Bairros e onde comer
Vieux Nice come-se tanto quanto se visita: as suas ruas estreitas escondem pequenos bistrôs entre lojas de recordações, e as manhãs pertencem ao Cours Saleya, a longa praça de mercado que se enche de bancas de flores, produtos frescos e vendedores de socca (às segundas-feiras é a vez do mercado de antiguidades). Para lá do centro histórico, o bairro do Port Lympia tem um ar mais tranquilo de porto de trabalho, enquanto Cimiez, no alto, junta ruínas romanas ao Museu Matisse.
Foi aqui que nasceu a cozinha niçoise, uma despensa mediterrânica com fortes traços italianos: a salade niçoise é feita com legumes crus, anchovas e azeitonas em vez de alface, há também a pissaladière (tarte de cebola com anchovas e azeitonas), as sandes pan bagnat e os legumes recheados chamados petits farcis. Mas o prato a procurar é a socca, uma fina panqueca de farinha de grão-de-bico cozinhada em chapas enormes e vendida à fatia — barata, farta e presente por todo o centro histórico.
Como se locomover e melhor época
O centro de Nice é compacto e faz-se a pé — a orla marítima, o centro histórico e Place Masséna ficam a menos de vinte minutos a pé uns dos outros. A rede moderna de elétricos cobre o resto, incluindo a ligação ao aeroporto: o Nice Côte d'Azur é um dos poucos grandes aeroportos europeus a um curto trajeto de elétrico do centro.
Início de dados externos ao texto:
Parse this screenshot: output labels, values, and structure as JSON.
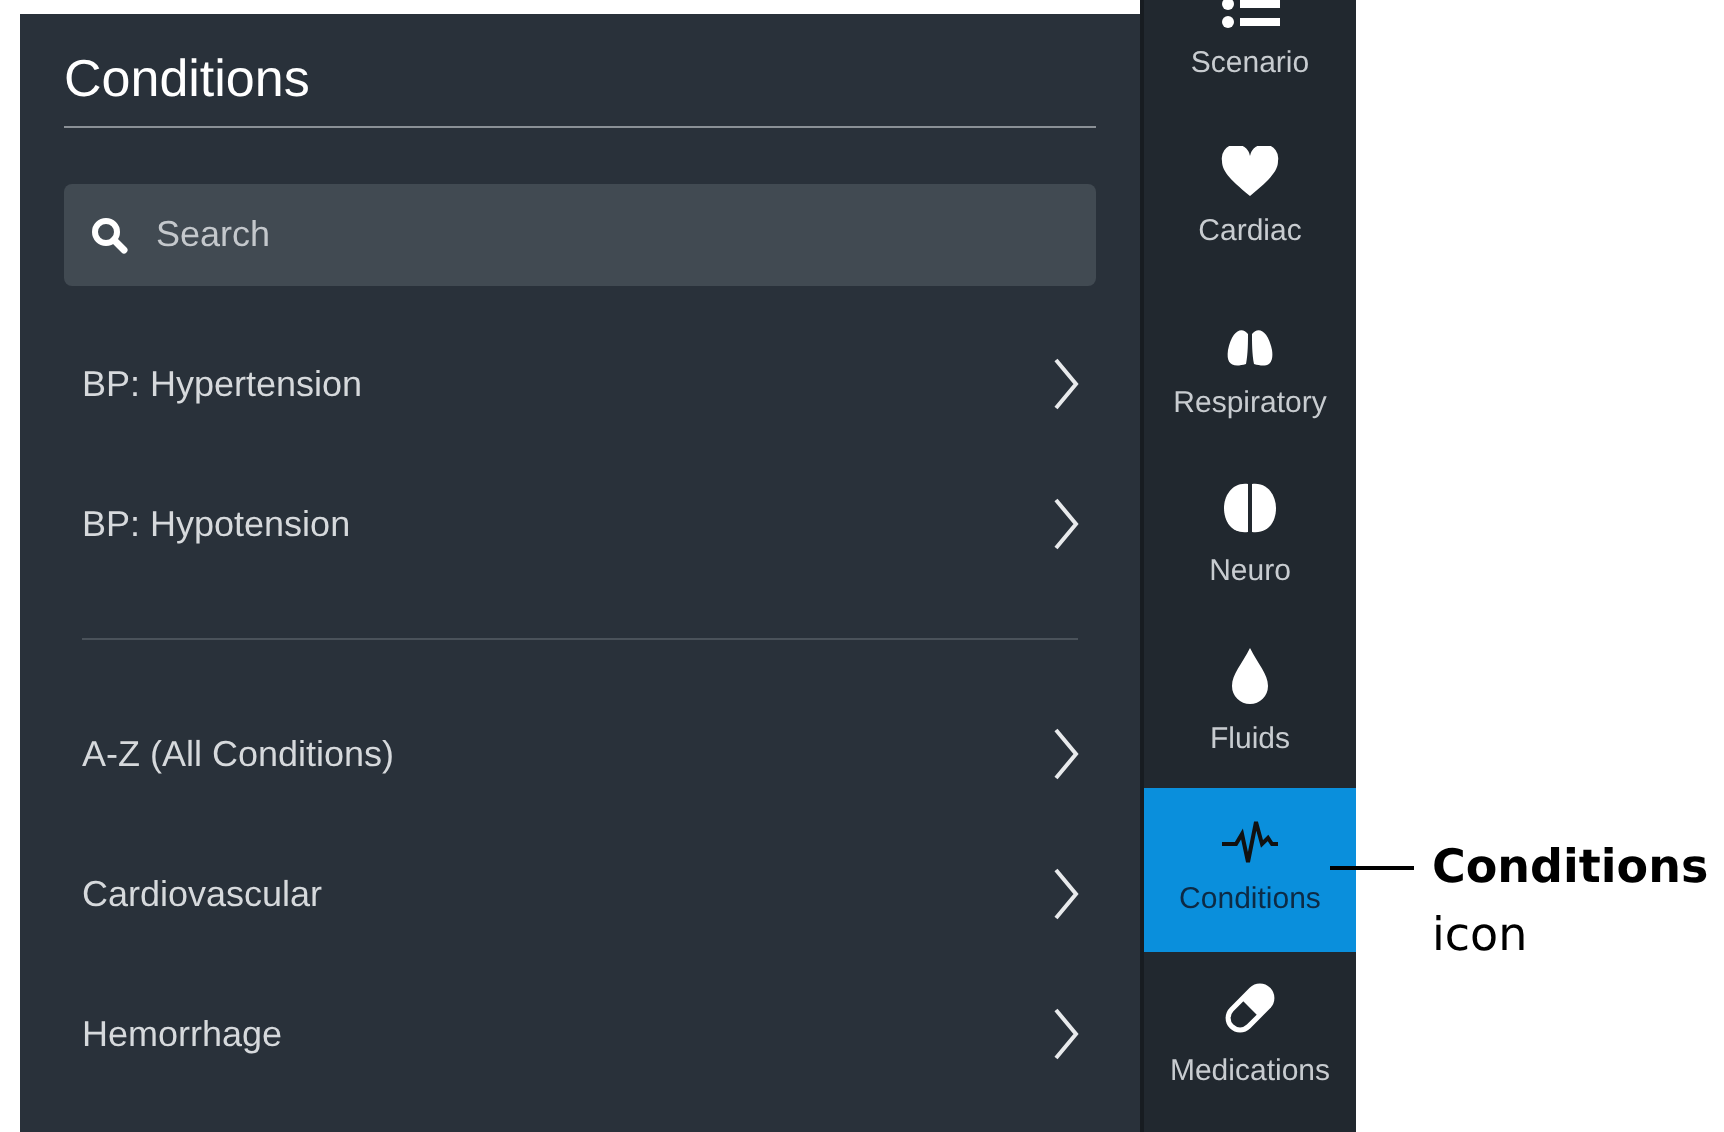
{
  "panel": {
    "title": "Conditions",
    "search": {
      "placeholder": "Search"
    },
    "groups": [
      [
        {
          "label": "BP: Hypertension"
        },
        {
          "label": "BP: Hypotension"
        }
      ],
      [
        {
          "label": "A-Z (All Conditions)"
        },
        {
          "label": "Cardiovascular"
        },
        {
          "label": "Hemorrhage"
        }
      ]
    ]
  },
  "sidebar": {
    "items": [
      {
        "kind": "list",
        "label": "Scenario",
        "selected": false
      },
      {
        "kind": "heart",
        "label": "Cardiac",
        "selected": false
      },
      {
        "kind": "lungs",
        "label": "Respiratory",
        "selected": false
      },
      {
        "kind": "brain",
        "label": "Neuro",
        "selected": false
      },
      {
        "kind": "drop",
        "label": "Fluids",
        "selected": false
      },
      {
        "kind": "pulse",
        "label": "Conditions",
        "selected": true
      },
      {
        "kind": "pill",
        "label": "Medications",
        "selected": false
      }
    ]
  },
  "callout": {
    "title": "Conditions",
    "subtitle": "icon"
  }
}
Os comboios da Gare de Nice-Ville permitem passeios de um dia fáceis até Mónaco, Cannes e as aldeias da Riviera nas colinas.
Escolha maio, junho ou setembro, quando o mar já está quente e há menos gente do que no pico de julho e agosto, quando os preços dos hotéis disparam e as praias enchem. Fevereiro traz o Carnaval de Nice, um dos maiores do mundo, se não se importar com o frio. Os free tours funcionam o ano inteiro, com chuva ou sol.